Vivash L, Bertram KL, Malpas CB, Marotta C, Harding IH, Kolbe S, et al. Sodium selenate as a disease-modifying therapy for progressive supranuclear palsy: protocol for a part 2, randomised, double-blind, placebo-controlled trial. BMJ Open. 2021;11:e055019.
Jack CR Jr, Bennett DA, Blennow Okay, Carrillo MC, Dunn B, Haeberlein SB, et al. NIA-AA Research Framework: Toward a organic definition of Alzheimer’s illness. Alzheimers Dement. 2018;14:535–62.
Novak P, Kovacech B, Katina S, Schmidt R, Scheltens P, Kontsekova E, et al. ADAMANT: a placebo-controlled randomized part 2 research of AADvac1, an lively immunotherapy towards pathological tau in Alzheimer’s illness. Nat Aging. 2021;1:521–34.
Cummings J, Lee G, Zhong Okay, Fonseca J, Taghva Okay. Alzheimer’s illness drug growth pipeline: 2021. Alzheimer’s Dement. 2021;7:e12179.
Holland D, McEvoy LK, Desikan RS, Dale AM. Alzheimer’s Disease Neuroimaging I. Enrichment and stratification for predementia Alzheimer illness medical trials. PLoS One. 2012;7:e47739.
Nelson PT, Dickson DW, Trojanowski JQ, Jack CR, Boyle PA, Arfanakis Okay, et al. Limbic-predominant age-related TDP-43 encephalopathy (LATE): consensus working group report. Brain. 2019;142:1503–27.
Jellinger KA, Attems J. Challenges of multimorbidity of the growing old mind: a essential update. J Neural Transm (Vienna). 2015;122:505–21.
Lim YY, Jaeger J, Harrington Okay, Ashwood T, Ellis KA, Stoffler A, et al.

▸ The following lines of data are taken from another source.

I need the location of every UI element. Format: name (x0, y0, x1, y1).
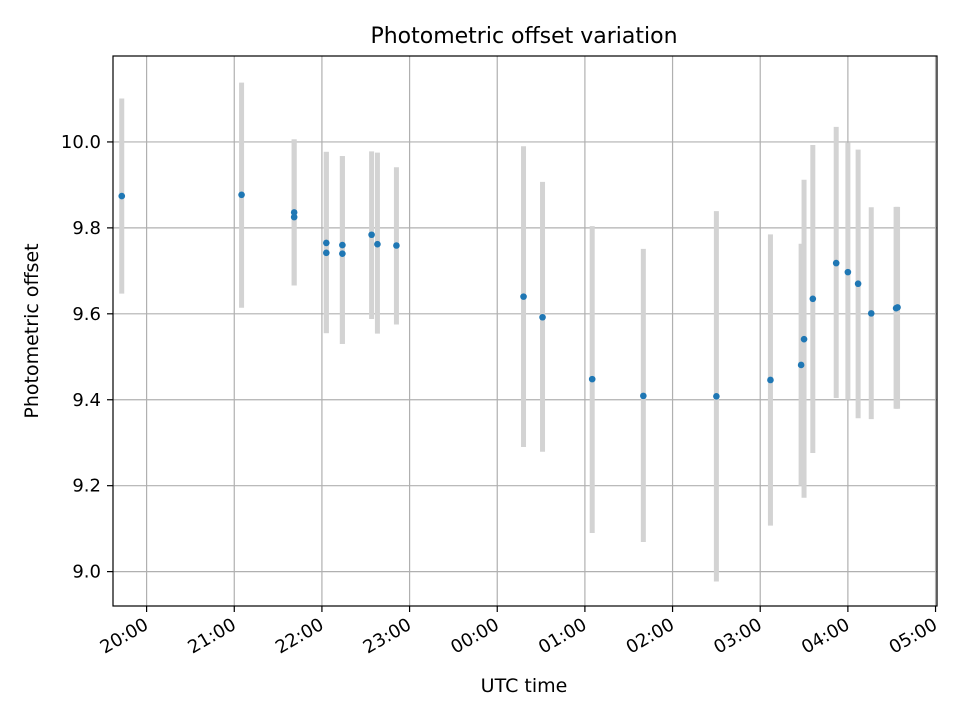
data-point (640, 392, 647, 400)
x-axis-label: UTC time (481, 675, 568, 697)
data-point (339, 241, 346, 249)
data-point (894, 304, 901, 311)
data-point (844, 268, 852, 276)
y-tick-label: 10.0 (61, 132, 101, 153)
data-point (588, 375, 596, 383)
data-point (323, 239, 330, 247)
data-point (374, 240, 381, 248)
data-point (339, 250, 346, 257)
data-point (118, 192, 126, 200)
data-point (290, 213, 298, 221)
chart-title: Photometric offset variation (370, 24, 677, 49)
plot-frame (112, 55, 938, 607)
data-point (797, 361, 805, 369)
data-point (713, 393, 720, 400)
data-point (238, 191, 245, 199)
data-point (539, 313, 546, 321)
data-point (290, 209, 298, 216)
data-point (323, 249, 330, 257)
data-point (867, 310, 875, 317)
data-point (368, 231, 375, 239)
y-tick-label: 9.0 (72, 562, 101, 583)
y-axis-label: Photometric offset (21, 243, 43, 418)
y-axis-ticks: 9.0 9.2 9.4 9.6 9.8 10.0 (61, 132, 113, 583)
data-point (393, 242, 400, 249)
data-point (767, 376, 774, 384)
data-point (832, 259, 840, 267)
data-points (118, 191, 901, 400)
y-tick-label: 9.6 (72, 304, 101, 325)
y-tick-label: 9.8 (72, 218, 101, 239)
data-point (809, 295, 817, 303)
data-point (800, 335, 808, 343)
data-point (854, 280, 862, 288)
y-tick-label: 9.2 (72, 476, 101, 497)
y-tick-label: 9.4 (72, 390, 101, 411)
data-point (520, 293, 527, 300)
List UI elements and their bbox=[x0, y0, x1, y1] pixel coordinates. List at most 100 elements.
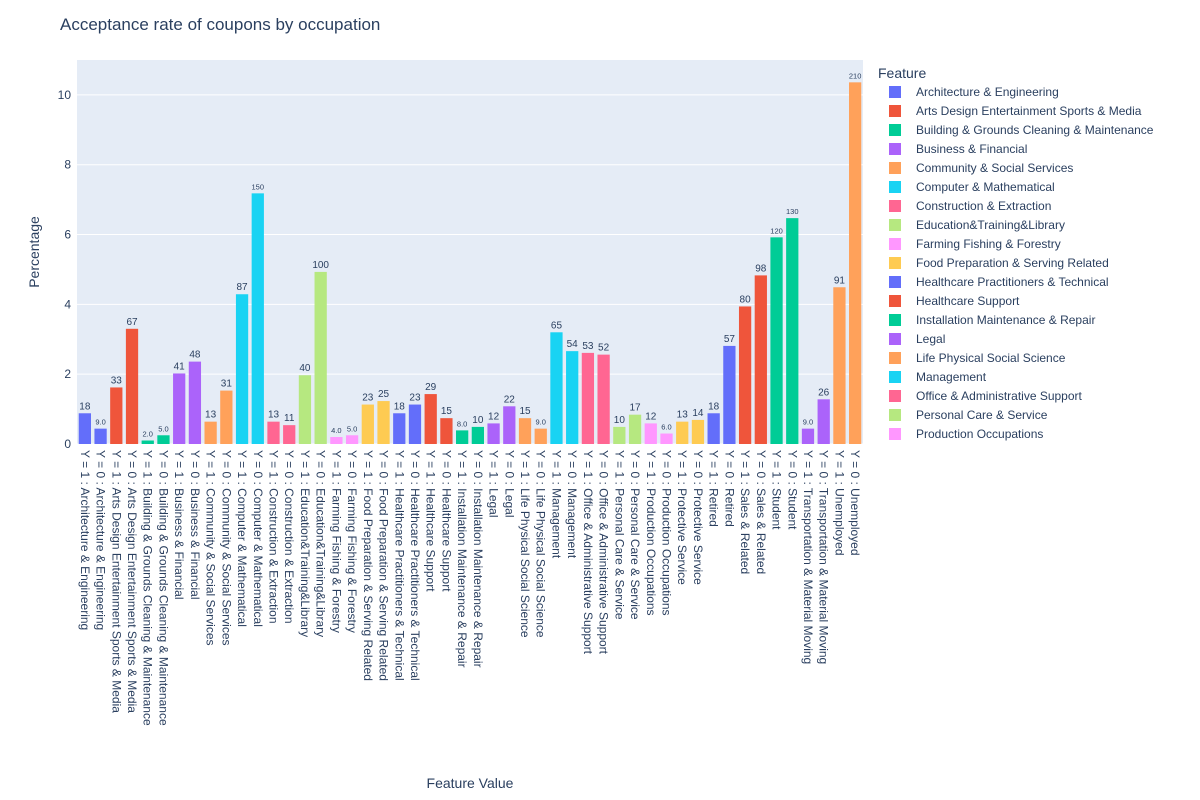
bar[interactable] bbox=[597, 354, 610, 444]
bar[interactable] bbox=[424, 394, 437, 444]
legend-label: Architecture & Engineering bbox=[916, 85, 1059, 99]
x-tick-label: Y = 0 : Installation Maintenance & Repai… bbox=[471, 450, 485, 668]
bar[interactable] bbox=[330, 437, 343, 444]
bar[interactable] bbox=[220, 390, 233, 444]
x-tick-label: Y = 1 : Community & Social Services bbox=[204, 450, 218, 646]
legend-item[interactable]: Education&Training&Library bbox=[889, 218, 1065, 232]
bar[interactable] bbox=[487, 423, 500, 444]
legend[interactable]: Architecture & Engineering Arts Design En… bbox=[889, 85, 1154, 441]
legend-item[interactable]: Management bbox=[889, 370, 987, 384]
bar[interactable] bbox=[283, 425, 296, 444]
legend-swatch bbox=[889, 314, 901, 326]
bar[interactable] bbox=[581, 352, 595, 444]
legend-swatch bbox=[889, 295, 901, 307]
bar[interactable] bbox=[251, 193, 264, 444]
legend-item[interactable]: Life Physical Social Science bbox=[889, 351, 1066, 365]
chart-title: Acceptance rate of coupons by occupation bbox=[60, 15, 380, 34]
bar[interactable] bbox=[377, 401, 390, 444]
legend-item[interactable]: Healthcare Practitioners & Technical bbox=[889, 275, 1109, 289]
bar[interactable] bbox=[723, 345, 736, 444]
bar[interactable] bbox=[393, 413, 406, 444]
legend-label: Office & Administrative Support bbox=[916, 389, 1083, 403]
x-tick-label: Y = 1 : Sales & Related bbox=[738, 450, 752, 574]
legend-item[interactable]: Farming Fishing & Forestry bbox=[889, 237, 1061, 251]
bar[interactable] bbox=[345, 435, 359, 444]
bar[interactable] bbox=[141, 440, 154, 444]
legend-item[interactable]: Production Occupations bbox=[889, 427, 1043, 441]
bar[interactable] bbox=[660, 433, 673, 444]
x-tick-label: Y = 0 : Business & Financial bbox=[188, 450, 202, 600]
bar[interactable] bbox=[770, 237, 783, 444]
x-tick-label: Y = 0 : Education&Training&Library bbox=[314, 450, 328, 637]
bar-data-label: 13 bbox=[677, 410, 689, 421]
bar[interactable] bbox=[94, 428, 107, 444]
x-tick-label: Y = 0 : Protective Service bbox=[691, 450, 705, 585]
legend-item[interactable]: Building & Grounds Cleaning & Maintenanc… bbox=[889, 123, 1154, 137]
bar[interactable] bbox=[235, 294, 249, 444]
legend-swatch bbox=[889, 257, 901, 269]
bar[interactable] bbox=[267, 421, 280, 444]
x-tick-label: Y = 1 : Building & Grounds Cleaning & Ma… bbox=[141, 450, 155, 726]
legend-item[interactable]: Personal Care & Service bbox=[889, 408, 1048, 422]
legend-item[interactable]: Office & Administrative Support bbox=[889, 389, 1083, 403]
x-tick-label: Y = 1 : Protective Service bbox=[675, 450, 689, 585]
bar[interactable] bbox=[849, 82, 862, 444]
bar[interactable] bbox=[738, 306, 752, 444]
bar[interactable] bbox=[408, 404, 422, 444]
bar[interactable] bbox=[456, 430, 469, 444]
bar[interactable] bbox=[173, 373, 186, 444]
bar[interactable] bbox=[754, 275, 767, 444]
bar[interactable] bbox=[628, 414, 642, 444]
bar[interactable] bbox=[125, 328, 139, 444]
x-tick-label: Y = 1 : Construction & Extraction bbox=[267, 450, 281, 624]
x-tick-label: Y = 0 : Building & Grounds Cleaning & Ma… bbox=[156, 450, 170, 726]
bar[interactable] bbox=[801, 428, 815, 444]
legend-swatch bbox=[889, 428, 901, 440]
bar[interactable] bbox=[707, 413, 720, 444]
y-axis-ticks: 0 2 4 6 8 10 bbox=[58, 88, 72, 451]
bar-data-label: 65 bbox=[551, 320, 563, 331]
legend-label: Life Physical Social Science bbox=[916, 351, 1066, 365]
bar[interactable] bbox=[691, 419, 705, 444]
bar[interactable] bbox=[786, 218, 799, 444]
legend-item[interactable]: Food Preparation & Serving Related bbox=[889, 256, 1109, 270]
legend-item[interactable]: Legal bbox=[889, 332, 945, 346]
bar[interactable] bbox=[204, 421, 217, 444]
bar[interactable] bbox=[298, 375, 312, 444]
bar[interactable] bbox=[534, 428, 547, 444]
bar-data-label: 18 bbox=[79, 401, 91, 412]
legend-item[interactable]: Computer & Mathematical bbox=[889, 180, 1055, 194]
bar[interactable] bbox=[566, 351, 579, 444]
y-tick-label: 4 bbox=[64, 297, 71, 311]
legend-item[interactable]: Healthcare Support bbox=[889, 294, 1020, 308]
bar[interactable] bbox=[361, 404, 374, 444]
bar[interactable] bbox=[833, 287, 846, 444]
y-tick-label: 2 bbox=[64, 367, 71, 381]
bar[interactable] bbox=[817, 399, 830, 444]
x-tick-label: Y = 0 : Legal bbox=[502, 450, 516, 518]
bar[interactable] bbox=[157, 435, 170, 444]
bar[interactable] bbox=[78, 413, 91, 444]
legend-item[interactable]: Architecture & Engineering bbox=[889, 85, 1059, 99]
bar[interactable] bbox=[644, 423, 657, 444]
bar[interactable] bbox=[518, 418, 532, 444]
legend-item[interactable]: Arts Design Entertainment Sports & Media bbox=[889, 104, 1142, 118]
bar[interactable] bbox=[550, 332, 563, 444]
bar-data-label: 130 bbox=[786, 207, 799, 216]
bar[interactable] bbox=[110, 387, 123, 444]
bar-data-label: 14 bbox=[692, 408, 704, 419]
legend-item[interactable]: Construction & Extraction bbox=[889, 199, 1051, 213]
bar[interactable] bbox=[440, 418, 453, 444]
legend-item[interactable]: Business & Financial bbox=[889, 142, 1027, 156]
bar[interactable] bbox=[471, 426, 484, 444]
bar[interactable] bbox=[188, 361, 202, 444]
bar-data-label: 12 bbox=[645, 411, 657, 422]
bar[interactable] bbox=[676, 421, 689, 444]
bar[interactable] bbox=[503, 406, 516, 444]
bar-data-label: 53 bbox=[582, 341, 594, 352]
legend-item[interactable]: Community & Social Services bbox=[889, 161, 1073, 175]
bar[interactable] bbox=[613, 426, 626, 444]
bar[interactable] bbox=[314, 271, 327, 444]
legend-item[interactable]: Installation Maintenance & Repair bbox=[889, 313, 1095, 327]
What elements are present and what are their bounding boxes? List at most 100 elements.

Three-month stability of the CogState temporary battery in wholesome older adults, gentle cognitive impairment, and Alzheimer’s illness: outcomes from the Australian Imaging, Biomarkers, and Lifestyle-rate of change substudy (AIBL-ROCS). Arch Clin Neuropsychol. 2013;28:320–30.
Hobart J, Cano S, Posner H, Selnes O, Stern Y, Thomas R, et al. Putting the Alzheimer’s cognitive check to the check I: conventional psychometric strategies. Alzheimers Dement. 2013;9:S4–9.
Holland D, Desikan RS, Dale AM, McEvoy LK. Rates of decline in Alzheimer illness lower with age. PLoS One. 2012;7:e42325.
Cummings J, Lee G, Nahed P, Kambar M, Zhong Okay, Fonseca J, et al. Alzheimer’s illness drug growth pipeline: 2022. Alzheimers Dement. 2022;8:e12295.
He Q, Liu J, Liang J, Liu X, Li W, Liu Z, et al. Towards Improvements for Penetrating the Blood-Brain Barrier-Recent Progress from a Material and Pharmaceutical Perspective. Cells. 2018;7:24.
Serenó L, Coma M, Rodriguez M, Sanchez-Ferrer P, Sánchez MB, Gich I, et al. A novel GSK-3β inhibitor reduces Alzheimer’s pathology and rescues neuronal loss in vivo. Neurobiol Dis. 2009;35:359–67.